R4(config)#router eigrp 100

R4(config-router)#network 24.1.1.4 0.0.0.255

R4(config-router)#exit

R4(config)#int tunnel 14

R4(config-if)#ip address 10.4.4.4

R4(config-if)#ip address 10.4.4.4 255.255.255.0

R4(config-if)#tunnel source f0/1

R4(config-if)#tunnel destination 12.1.1.1

R4(config)#exit

RIP Configuration on R4

R4(config)#router

R4(config-router)#version 2

R4(config-router)#network 192.168.4.4

R4(config-router)#network 10.4.4.0

R5#conf t

R5(config)#int f0/0

R5(config-if)#ip address 192.168.5.5 255.255.255.0

R5(config-if)#no shut

R5(config-if)#exit

R5(config-if)#int f0/1

R5(config-if)#ip address 25.1.1.5 255.255.255.0

R5(config-if)#no shut

R5(config-if)#exit

R5#sh ip int br

FastEthernet0/0 192.168.5.5 YES manual up up

FastEthernet0/1 25.1.1.5 YES manual up up

R5#conf t

R5(config)#router eigrp 100

R5(config-router)#network 25.1.1.5 0.0.0.255

R5(config)#int tunnel 15

R5(config-if)#ip address 10.5.5.5 255.255.255.0

R5(config-if)#tunnel source f0/1

R5(config-if)#tunnel destination 12.1.1.1

R5(config-if)#exit

RIP Configuration on R5

R5(config)#router rip

R5(config-router)#version 2

R5(config-router)#network 192.168.5.5

R5(config-router)#network 10.5.5.0

At the very least, the tunnel source and destination addresses must be specified. Furthermore, the IP subnet must be configured to provide IP connectivity over the tunnel link.

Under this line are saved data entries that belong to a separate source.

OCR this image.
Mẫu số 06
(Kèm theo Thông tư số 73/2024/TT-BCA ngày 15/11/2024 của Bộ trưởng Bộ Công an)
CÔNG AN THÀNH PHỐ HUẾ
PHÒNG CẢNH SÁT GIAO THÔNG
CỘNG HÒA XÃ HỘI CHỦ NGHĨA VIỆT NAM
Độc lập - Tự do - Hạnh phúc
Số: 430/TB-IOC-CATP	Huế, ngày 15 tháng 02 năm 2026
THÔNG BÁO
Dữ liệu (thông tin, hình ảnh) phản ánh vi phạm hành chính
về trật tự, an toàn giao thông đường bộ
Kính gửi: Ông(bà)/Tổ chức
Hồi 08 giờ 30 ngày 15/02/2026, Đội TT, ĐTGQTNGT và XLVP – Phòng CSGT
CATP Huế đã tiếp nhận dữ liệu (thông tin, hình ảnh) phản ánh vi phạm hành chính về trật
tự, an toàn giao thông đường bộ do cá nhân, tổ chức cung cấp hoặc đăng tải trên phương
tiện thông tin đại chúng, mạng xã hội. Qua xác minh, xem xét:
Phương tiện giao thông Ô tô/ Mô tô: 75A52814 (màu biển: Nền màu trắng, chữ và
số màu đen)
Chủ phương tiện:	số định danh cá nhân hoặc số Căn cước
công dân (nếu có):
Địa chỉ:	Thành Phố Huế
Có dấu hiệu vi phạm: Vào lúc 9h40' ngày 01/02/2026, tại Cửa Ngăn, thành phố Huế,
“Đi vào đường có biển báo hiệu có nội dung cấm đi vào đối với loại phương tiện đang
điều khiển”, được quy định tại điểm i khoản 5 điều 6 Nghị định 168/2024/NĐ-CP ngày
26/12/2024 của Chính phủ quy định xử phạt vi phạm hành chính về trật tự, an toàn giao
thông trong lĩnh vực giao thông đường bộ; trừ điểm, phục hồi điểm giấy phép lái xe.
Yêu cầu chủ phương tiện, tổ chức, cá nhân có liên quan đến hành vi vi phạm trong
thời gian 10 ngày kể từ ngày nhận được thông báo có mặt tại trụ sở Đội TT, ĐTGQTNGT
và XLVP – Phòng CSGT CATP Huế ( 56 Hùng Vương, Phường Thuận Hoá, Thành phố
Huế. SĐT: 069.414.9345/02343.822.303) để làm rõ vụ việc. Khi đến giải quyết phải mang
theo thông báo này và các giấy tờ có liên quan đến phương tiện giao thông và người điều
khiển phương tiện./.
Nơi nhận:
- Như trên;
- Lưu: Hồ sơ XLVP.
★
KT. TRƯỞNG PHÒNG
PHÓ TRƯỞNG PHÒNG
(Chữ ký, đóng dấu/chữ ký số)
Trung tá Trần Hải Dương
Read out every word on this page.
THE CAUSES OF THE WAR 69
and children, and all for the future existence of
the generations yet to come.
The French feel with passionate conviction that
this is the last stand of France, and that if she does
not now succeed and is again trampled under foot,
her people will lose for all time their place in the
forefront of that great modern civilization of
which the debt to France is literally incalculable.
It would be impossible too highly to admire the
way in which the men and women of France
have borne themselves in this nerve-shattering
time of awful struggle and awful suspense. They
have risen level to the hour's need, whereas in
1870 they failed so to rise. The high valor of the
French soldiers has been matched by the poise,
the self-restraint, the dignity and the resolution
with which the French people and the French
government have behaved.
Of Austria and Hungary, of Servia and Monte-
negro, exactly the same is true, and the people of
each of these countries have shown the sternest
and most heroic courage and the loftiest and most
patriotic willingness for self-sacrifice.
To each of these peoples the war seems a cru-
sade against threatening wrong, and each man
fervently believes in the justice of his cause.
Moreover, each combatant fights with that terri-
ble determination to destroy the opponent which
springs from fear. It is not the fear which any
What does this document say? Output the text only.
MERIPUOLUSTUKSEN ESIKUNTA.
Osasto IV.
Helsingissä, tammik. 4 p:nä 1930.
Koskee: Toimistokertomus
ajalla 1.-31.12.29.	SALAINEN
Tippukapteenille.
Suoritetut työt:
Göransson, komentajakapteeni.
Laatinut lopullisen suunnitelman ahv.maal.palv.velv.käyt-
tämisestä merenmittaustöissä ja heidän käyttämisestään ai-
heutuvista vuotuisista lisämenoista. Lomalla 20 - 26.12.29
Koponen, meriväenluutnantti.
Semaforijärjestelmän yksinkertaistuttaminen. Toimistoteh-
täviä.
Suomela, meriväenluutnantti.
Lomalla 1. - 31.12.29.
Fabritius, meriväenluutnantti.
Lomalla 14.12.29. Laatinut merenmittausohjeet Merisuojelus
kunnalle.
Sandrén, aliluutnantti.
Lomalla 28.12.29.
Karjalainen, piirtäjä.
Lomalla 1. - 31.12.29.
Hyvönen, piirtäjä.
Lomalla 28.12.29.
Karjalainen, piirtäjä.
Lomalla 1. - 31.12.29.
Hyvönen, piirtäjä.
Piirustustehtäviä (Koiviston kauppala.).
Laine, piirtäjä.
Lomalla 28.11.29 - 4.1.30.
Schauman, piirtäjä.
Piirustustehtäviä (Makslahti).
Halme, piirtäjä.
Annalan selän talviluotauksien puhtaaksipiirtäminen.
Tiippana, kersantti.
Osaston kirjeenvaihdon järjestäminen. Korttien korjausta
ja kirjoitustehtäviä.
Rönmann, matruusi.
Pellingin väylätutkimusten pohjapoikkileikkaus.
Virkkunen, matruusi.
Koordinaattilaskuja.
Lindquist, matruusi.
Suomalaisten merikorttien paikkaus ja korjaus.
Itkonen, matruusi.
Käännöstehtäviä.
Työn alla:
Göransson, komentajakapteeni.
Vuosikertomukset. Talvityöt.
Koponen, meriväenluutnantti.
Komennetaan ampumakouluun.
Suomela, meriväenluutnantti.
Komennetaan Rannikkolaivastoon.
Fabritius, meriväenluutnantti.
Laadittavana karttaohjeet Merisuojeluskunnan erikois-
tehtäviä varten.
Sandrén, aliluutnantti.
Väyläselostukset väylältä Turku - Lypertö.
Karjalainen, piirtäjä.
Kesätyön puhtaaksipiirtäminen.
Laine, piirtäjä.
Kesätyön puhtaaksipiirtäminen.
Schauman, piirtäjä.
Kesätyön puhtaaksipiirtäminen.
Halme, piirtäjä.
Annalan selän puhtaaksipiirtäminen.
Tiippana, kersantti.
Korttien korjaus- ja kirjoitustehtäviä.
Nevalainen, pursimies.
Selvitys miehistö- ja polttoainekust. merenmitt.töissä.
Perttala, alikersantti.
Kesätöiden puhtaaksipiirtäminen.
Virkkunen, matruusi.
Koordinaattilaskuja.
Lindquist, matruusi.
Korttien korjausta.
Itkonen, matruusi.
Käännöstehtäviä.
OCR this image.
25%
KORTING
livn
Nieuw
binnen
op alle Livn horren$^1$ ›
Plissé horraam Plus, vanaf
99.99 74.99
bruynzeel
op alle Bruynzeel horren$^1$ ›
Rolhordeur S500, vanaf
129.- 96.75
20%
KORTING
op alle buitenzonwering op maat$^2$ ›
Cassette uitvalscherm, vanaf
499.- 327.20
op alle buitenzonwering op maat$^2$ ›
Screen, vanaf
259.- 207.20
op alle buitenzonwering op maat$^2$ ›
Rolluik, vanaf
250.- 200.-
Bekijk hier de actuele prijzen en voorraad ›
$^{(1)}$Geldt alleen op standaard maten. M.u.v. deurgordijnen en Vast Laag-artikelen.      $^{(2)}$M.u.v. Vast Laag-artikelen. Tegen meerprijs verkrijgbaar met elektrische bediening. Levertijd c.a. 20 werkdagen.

Use the show IP interface command to display GRE tunneling information.

show IP interface.

show IP route.

show IP interface tunnel.

show IP tunnel traffic.

show interface tunnel.

show statistics tunnel.

A Generic Routing Encapsulation tunnel could be used to communicate with a device that is incompatible with your computer. Alternatively, you could use a Generic Routing Encapsulation (GRE) tunnel to ensure that a message reaches its intended recipient despite any protocol issues you suspect exist, even if you are unsure.